Interview mit Wladimir Kaminer: »Wenn jemand diese Welt noch retten kann, dann sind es die Frauen«

Wladimir Kaminer bei Lesung seines Buches. © Josef Zierden

Wladimir Kaminer wurde 1967 in Moskau geboren und lebt seit 1990 mit seiner Familie in Berlin. Der russisch-deutsche Schriftsteller hat bereits über 25 Bücher publiziert. Außerdem wurden zahlreiche Verfilmungen und Hörbücher zu seinen Werken veröffentlicht. Wir haben den Autor bei der Signierstunde zu seiner Lesung über sein aktuelles Buch »Einige Dinge, die ich über meine Frau weiß« in Halle an der Saale getroffen.

 

Leipzig lauscht: Herr Kaminer, wie man hier heute Abend sehen kann, und nach dem was meine Recherche ergeben hat, finden sich viele deutsche Frauen in dem wieder, was Sie über Ihre Frau berichten. Somit wird nur bestätigt, worüber Sie schreiben: dass jeder eine »russische Frau« sein kann. Bekommen Sie auch negative Kritik für Ihre Beobachtungen?

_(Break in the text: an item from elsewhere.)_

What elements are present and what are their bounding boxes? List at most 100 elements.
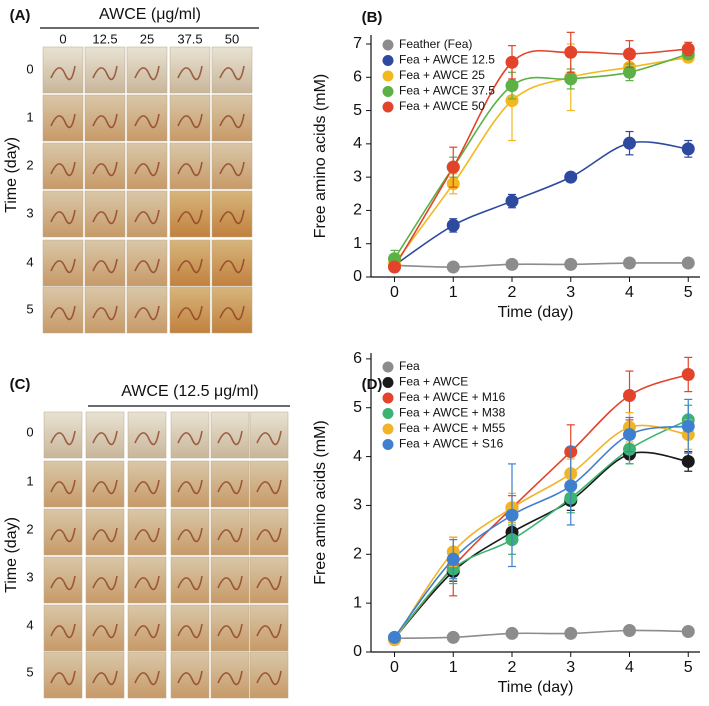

Wladimir Kaminer: Ja, von meiner Tochter. Sie studiert an der Humboldt-Universität Europäische Ethnologie, da hat sie mit Genderproblematiken zu tun. Sie findet in diesem Buch viele Geschichten, nicht sexistisch, aber falsch aufgelegt. Meine Lieblingsgeschichte über die Serviettchen, die nur im Schrank liegen und nicht benutzt werden, findet sie blöd, weil meine Frau nur darauf reduziert wird. Darüber streiten wir ständig in der Familie, obwohl ich ja vollkommen den Kampf für gleiche Rechte unterstütze.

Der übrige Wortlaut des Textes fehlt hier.